The way to feed our training data into the script is very easy: The Keras ImageDataGenerator expects the train and validation images to be structured into a train and validation folder where the images are sorted per class in subfolders with each name representing the image class.
And lastly we call our fit_generator, train our model and save our trained model.
Convert .h5 to CoreML
To be able to use our trained model in an iOS app, we have to convert it to CoreML. Fortunately there is a library that does just that: coremltools. We just have to import our model and convert it to a coreML model.
Inference in iOS
Once we had a trained model, it was time to put it to use on a device. We chose iOS and CoreML hoping it would be as easy to use as Apple promised, and we weren’t disappointed. Integrating a trained model into an iOS app, feeding it data and getting results out of it is surprisingly simple.
After dragging the model into our project we can see the model evaluation parameters right in Xcode, which is handy when setting up the model’s inputs and outputs in our app. Here we can see the model expects a 224x224 pixel image as input, and that it outputs 3 probabilities — one for each body part our model is trained to recognize.
When we import our .mlmodel, Xcode auto-generates a Swift source file with helper classes for the model, its inputs and outputs. This decreases the amount of boilerplate we have to write ourselves in order to interface between the application and our model.
After that, most of the work is in the app itself — setting up video capture and formatting the data to fit our model’s expectations. In our case we take frames from the live video feed at a fixed interval, crop them to a square area in the center of the screen, resize them to 224x224 pixels and convert them from iOS’ internal image format to raw RGB data. We then pass that to our CoreML model and wait for a result to be returned asynchronously.
The amount of code needed to actually call into the model is extremely minimal: one line to request a prediction, one line to get the results. The app developer doesn’t need any knowledge of machine learning at all to use this — he just needs to be exact about the inputs and outputs and how they are formatted.
The result of our prediction request is the output of the final softmax layer — a number between zero and one for each type of body part we are able to recognize.
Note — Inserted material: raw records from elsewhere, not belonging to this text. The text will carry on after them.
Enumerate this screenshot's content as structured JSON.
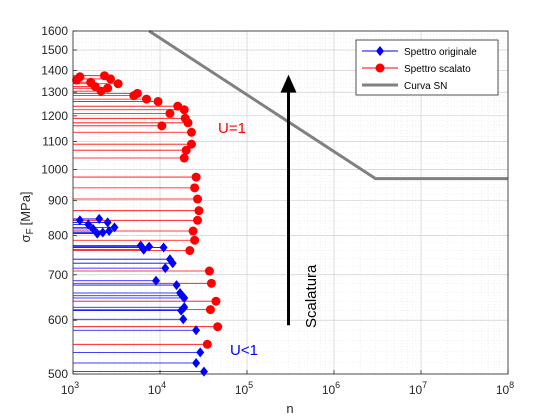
{
  "chart_data": {
    "type": "scatter",
    "xlabel": "n",
    "ylabel_main": "σ",
    "ylabel_sub": "F",
    "ylabel_unit": "[MPa]",
    "xscale": "log",
    "yscale": "log",
    "xlim": [
      1000,
      100000000
    ],
    "ylim": [
      500,
      1600
    ],
    "x_ticks": [
      {
        "v": 1000,
        "base": "10",
        "exp": "3"
      },
      {
        "v": 10000,
        "base": "10",
        "exp": "4"
      },
      {
        "v": 100000,
        "base": "10",
        "exp": "5"
      },
      {
        "v": 1000000,
        "base": "10",
        "exp": "6"
      },
      {
        "v": 10000000,
        "base": "10",
        "exp": "7"
      },
      {
        "v": 100000000,
        "base": "10",
        "exp": "8"
      }
    ],
    "y_ticks": [
      500,
      600,
      700,
      800,
      900,
      1000,
      1100,
      1200,
      1300,
      1400,
      1500,
      1600
    ],
    "y_tick_labels": [
      "500",
      "600",
      "700",
      "800",
      "900",
      "1000",
      "1100",
      "1200",
      "1300",
      "1400",
      "1500",
      "1600"
    ],
    "grid": "on",
    "legend_position": "top-right",
    "colors": {
      "original": "#0000FF",
      "scaled": "#FF0000",
      "sn": "#808080",
      "arrow": "#000000"
    },
    "series": [
      {
        "name": "Spettro originale",
        "marker": "diamond",
        "points": [
          [
            1200,
            842
          ],
          [
            2000,
            846
          ],
          [
            2500,
            836
          ],
          [
            1500,
            830
          ],
          [
            3000,
            822
          ],
          [
            1700,
            818
          ],
          [
            2600,
            812
          ],
          [
            2200,
            808
          ],
          [
            1900,
            805
          ],
          [
            6000,
            773
          ],
          [
            7500,
            770
          ],
          [
            11000,
            768
          ],
          [
            6500,
            762
          ],
          [
            13000,
            738
          ],
          [
            14000,
            728
          ],
          [
            11500,
            716
          ],
          [
            15500,
            676
          ],
          [
            17000,
            658
          ],
          [
            18000,
            652
          ],
          [
            19000,
            647
          ],
          [
            9000,
            686
          ],
          [
            19000,
            627
          ],
          [
            17500,
            620
          ],
          [
            18500,
            602
          ],
          [
            26000,
            580
          ],
          [
            29000,
            538
          ],
          [
            26000,
            519
          ],
          [
            32000,
            504
          ]
        ]
      },
      {
        "name": "Spettro scalato",
        "marker": "circle",
        "points": [
          [
            1200,
            1370
          ],
          [
            2300,
            1375
          ],
          [
            1100,
            1355
          ],
          [
            2700,
            1360
          ],
          [
            1600,
            1345
          ],
          [
            3300,
            1338
          ],
          [
            1800,
            1325
          ],
          [
            2500,
            1318
          ],
          [
            2100,
            1305
          ],
          [
            5500,
            1295
          ],
          [
            5000,
            1285
          ],
          [
            7000,
            1270
          ],
          [
            9500,
            1260
          ],
          [
            16000,
            1240
          ],
          [
            19000,
            1225
          ],
          [
            13000,
            1210
          ],
          [
            19500,
            1190
          ],
          [
            21000,
            1172
          ],
          [
            10500,
            1160
          ],
          [
            23000,
            1135
          ],
          [
            23000,
            1090
          ],
          [
            20000,
            1068
          ],
          [
            19000,
            1040
          ],
          [
            26000,
            975
          ],
          [
            25000,
            940
          ],
          [
            27000,
            905
          ],
          [
            28000,
            870
          ],
          [
            27000,
            842
          ],
          [
            24000,
            812
          ],
          [
            25000,
            787
          ],
          [
            22000,
            760
          ],
          [
            37000,
            709
          ],
          [
            39000,
            680
          ],
          [
            44000,
            640
          ],
          [
            38000,
            622
          ],
          [
            46000,
            587
          ],
          [
            35000,
            553
          ]
        ]
      },
      {
        "name": "Curva SN",
        "marker": "line",
        "points": [
          [
            7500,
            1600
          ],
          [
            3000000,
            970
          ],
          [
            100000000,
            970
          ]
        ]
      }
    ],
    "annotations": {
      "upper": "U=1",
      "lower": "U<1",
      "arrow": "Scalatura",
      "arrow_x": 300000,
      "arrow_from": 590,
      "arrow_to": 1380
    }
  }
}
We enumerate these in the app and associate an index and some display properties to them, so we can easily go from a raw number to a human-readable result in the app.
On an iPhone the end result looks something like this:
Recognition accuracy exceeded our expectations: the model recognizes faces, hands and lower arms reliably. When we feed 30 test images into our model, we see consistent predictions.
Predictably, runtime performance depends heavily on the processing power of the device. On recent iPhone models like the iPhone 8 or iPhone X, the prediction takes 20–25ms — effectively real-time, considering the camera captures images at 30 frames per second.
At the low-end things aren’t quite as instantaneous: a five-year-old iPhone 5S takes about 10x longer to process a frame at 220–250ms. However, since we don’t block the main thread but wait for results asynchronously, the only effect the user sees is a slight delay in recognition feedback. Prediction accuracy is always the same, regardless of processing power.
In practice, the majority of smartphones in use today are capable of using this kind of model on a live camera feed and presenting a fast, solid user experience.
Training a decent performing image classifier on a small dataset can be quickly done with transfer learning. When we introduce more than three body-part categories, we expect that we’ll need to do more fine-tuning to get the same performance. Still, seeing the ease with which we can build vision models on mobile devices, we’re just getting started to imagine the possibilities of computer vision in our product.